Odkrycie ostatecznie potwierdza podejrzenia naukowców o aktywności wulkanicznej pod czapą lodową w zachodniej części Antarktyki. Kilka wulkanów takich, jak np. Mount Erebus, znajduje się wzdłuż wybrzeża Antarktydy i na przybrzeżnych wyspach, ale po raz pierwszy naukowcy odkryli wybuchający wulkan z dala od wybrzeża. Odkrycie zostało opisane w ostatnim wydaniu magazynu „Nature Geoscience".
To jest naprawdę złoty wiek odkrycia Antarktydy — powiedział Richard Aster, sejsmolog z Uniwersytetu Stanowego Kolorado, współautor badań. — Myślę, że nie ma wątpliwości, że jest więcej tego typu niespodzianek pod lodem.
Wulkan został odkryty przez przypadek. Naukowcy pracowali w ramach projektu badawczego POLENET (Polar Earth Observing Network, badania struktury płaszcza Ziemi). W 2010 roku zespół kierowany przez naukowców z Uniwersytetu Waszyngtońskiego w St. Louis spędził tydzień ciągnąc po śniegu sanie ze sprzętem monitorującym trzęsienie ziemi. Dosłownie pod stopami naukowców zatrzęsła się ziemia. Wstrząsy miały miejsce 25 do 40 km pod powierzchnią lodu.

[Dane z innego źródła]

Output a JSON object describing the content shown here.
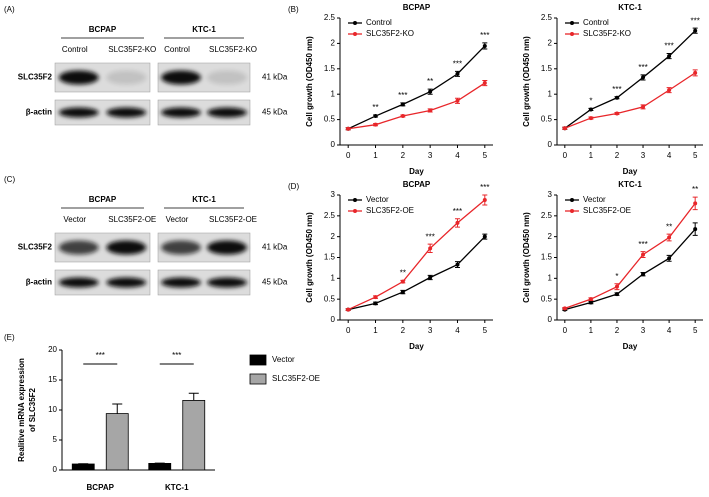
{
  "blots": [
    {
      "label": "(A)",
      "groups": [
        {
          "name": "BCPAP",
          "lanes": [
            "Control",
            "SLC35F2-KO"
          ]
        },
        {
          "name": "KTC-1",
          "lanes": [
            "Control",
            "SLC35F2-KO"
          ]
        }
      ],
      "rows": [
        {
          "name": "SLC35F2",
          "size": "41 kDa"
        },
        {
          "name": "β-actin",
          "size": "45 kDa"
        }
      ]
    },
    {
      "label": "(C)",
      "groups": [
        {
          "name": "BCPAP",
          "lanes": [
            "Vector",
            "SLC35F2-OE"
          ]
        },
        {
          "name": "KTC-1",
          "lanes": [
            "Vector",
            "SLC35F2-OE"
          ]
        }
      ],
      "rows": [
        {
          "name": "SLC35F2",
          "size": "41 kDa"
        },
        {
          "name": "β-actin",
          "size": "45 kDa"
        }
      ]
    }
  ],
  "chart_data": [
    {
      "type": "line",
      "panel_label": "(B)",
      "title": "BCPAP",
      "xlabel": "Day",
      "ylabel": "Cell growth (OD450 nm)",
      "x": [
        0,
        1,
        2,
        3,
        4,
        5
      ],
      "xlim": [
        -0.3,
        5.3
      ],
      "xticks": [
        0,
        1,
        2,
        3,
        4,
        5
      ],
      "ylim": [
        0,
        2.5
      ],
      "yticks": [
        0,
        0.5,
        1,
        1.5,
        2,
        2.5
      ],
      "legend": "upper left",
      "series": [
        {
          "name": "Control",
          "color": "#000000",
          "values": [
            0.32,
            0.57,
            0.8,
            1.05,
            1.4,
            1.95
          ],
          "errors": [
            0.02,
            0.02,
            0.03,
            0.05,
            0.05,
            0.06
          ]
        },
        {
          "name": "SLC35F2-KO",
          "color": "#e8262a",
          "values": [
            0.32,
            0.4,
            0.57,
            0.68,
            0.87,
            1.22
          ],
          "errors": [
            0.02,
            0.02,
            0.02,
            0.03,
            0.05,
            0.05
          ]
        }
      ],
      "annotations": [
        {
          "x": 1,
          "text": "**"
        },
        {
          "x": 2,
          "text": "***"
        },
        {
          "x": 3,
          "text": "**"
        },
        {
          "x": 4,
          "text": "***"
        },
        {
          "x": 5,
          "text": "***"
        }
      ]
    },
    {
      "type": "line",
      "title": "KTC-1",
      "xlabel": "Day",
      "ylabel": "Cell growth (OD450 nm)",
      "x": [
        0,
        1,
        2,
        3,
        4,
        5
      ],
      "xlim": [
        -0.3,
        5.3
      ],
      "xticks": [
        0,
        1,
        2,
        3,
        4,
        5
      ],
      "ylim": [
        0,
        2.5
      ],
      "yticks": [
        0,
        0.5,
        1,
        1.5,
        2,
        2.5
      ],
      "legend": "upper left",
      "series": [
        {
          "name": "Control",
          "color": "#000000",
          "values": [
            0.33,
            0.7,
            0.93,
            1.33,
            1.75,
            2.25
          ],
          "errors": [
            0.02,
            0.02,
            0.02,
            0.05,
            0.05,
            0.05
          ]
        },
        {
          "name": "SLC35F2-KO",
          "color": "#e8262a",
          "values": [
            0.33,
            0.53,
            0.62,
            0.75,
            1.08,
            1.42
          ],
          "errors": [
            0.02,
            0.02,
            0.02,
            0.04,
            0.05,
            0.06
          ]
        }
      ],
      "annotations": [
        {
          "x": 1,
          "text": "*"
        },
        {
          "x": 2,
          "text": "***"
        },
        {
          "x": 3,
          "text": "***"
        },
        {
          "x": 4,
          "text": "***"
        },
        {
          "x": 5,
          "text": "***"
        }
      ]
    },
    {
      "type": "line",
      "panel_label": "(D)",
      "title": "BCPAP",
      "xlabel": "Day",
      "ylabel": "Cell growth (OD450 nm)",
      "x": [
        0,
        1,
        2,
        3,
        4,
        5
      ],
      "xlim": [
        -0.3,
        5.3
      ],
      "xticks": [
        0,
        1,
        2,
        3,
        4,
        5
      ],
      "ylim": [
        0,
        3
      ],
      "yticks": [
        0,
        0.5,
        1,
        1.5,
        2,
        2.5,
        3
      ],
      "legend": "upper left",
      "series": [
        {
          "name": "Vector",
          "color": "#000000",
          "values": [
            0.25,
            0.4,
            0.67,
            1.02,
            1.33,
            2.0
          ],
          "errors": [
            0.02,
            0.03,
            0.04,
            0.05,
            0.07,
            0.06
          ]
        },
        {
          "name": "SLC35F2-OE",
          "color": "#e8262a",
          "values": [
            0.25,
            0.55,
            0.92,
            1.72,
            2.33,
            2.88
          ],
          "errors": [
            0.02,
            0.03,
            0.03,
            0.1,
            0.1,
            0.12
          ]
        }
      ],
      "annotations": [
        {
          "x": 2,
          "text": "**"
        },
        {
          "x": 3,
          "text": "***"
        },
        {
          "x": 4,
          "text": "***"
        },
        {
          "x": 5,
          "text": "***"
        }
      ]
    },
    {
      "type": "line",
      "title": "KTC-1",
      "xlabel": "Day",
      "ylabel": "Cell growth (OD450 nm)",
      "x": [
        0,
        1,
        2,
        3,
        4,
        5
      ],
      "xlim": [
        -0.3,
        5.3
      ],
      "xticks": [
        0,
        1,
        2,
        3,
        4,
        5
      ],
      "ylim": [
        0,
        3
      ],
      "yticks": [
        0,
        0.5,
        1,
        1.5,
        2,
        2.5,
        3
      ],
      "legend": "upper left",
      "series": [
        {
          "name": "Vector",
          "color": "#000000",
          "values": [
            0.25,
            0.42,
            0.62,
            1.1,
            1.48,
            2.18
          ],
          "errors": [
            0.02,
            0.03,
            0.03,
            0.04,
            0.07,
            0.15
          ]
        },
        {
          "name": "SLC35F2-OE",
          "color": "#e8262a",
          "values": [
            0.28,
            0.5,
            0.8,
            1.57,
            1.98,
            2.8
          ],
          "errors": [
            0.02,
            0.03,
            0.07,
            0.07,
            0.08,
            0.15
          ]
        }
      ],
      "annotations": [
        {
          "x": 2,
          "text": "*"
        },
        {
          "x": 3,
          "text": "***"
        },
        {
          "x": 4,
          "text": "**"
        },
        {
          "x": 5,
          "text": "**"
        }
      ]
    },
    {
      "type": "bar",
      "panel_label": "(E)",
      "ylabel": [
        "Realitive mRNA expression",
        "of SLC35F2"
      ],
      "categories": [
        "BCPAP",
        "KTC-1"
      ],
      "ylim": [
        0,
        20
      ],
      "yticks": [
        0,
        5,
        10,
        15,
        20
      ],
      "legend": "right",
      "series": [
        {
          "name": "Vector",
          "color": "#000000",
          "values": [
            1.0,
            1.1
          ],
          "errors": [
            0.05,
            0.05
          ]
        },
        {
          "name": "SLC35F2-OE",
          "color": "#a6a6a6",
          "values": [
            9.4,
            11.6
          ],
          "errors": [
            1.6,
            1.2
          ]
        }
      ],
      "annotations": [
        {
          "x": "BCPAP",
          "text": "***"
        },
        {
          "x": "KTC-1",
          "text": "***"
        }
      ]
    }
  ]
}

— To ekscytująca historia — powiedziała Amanda Lough, główny autor artykułu z Uniwersytetu Waszyngtońskiego. — Choć nie było żadnych oznak eksplozji 1000- metrowe wybrzuszenie lodu sugeruje, że wulkan wielokrotnie wyrzucał masy lawy w przeszłości i uformowało się wzgórze.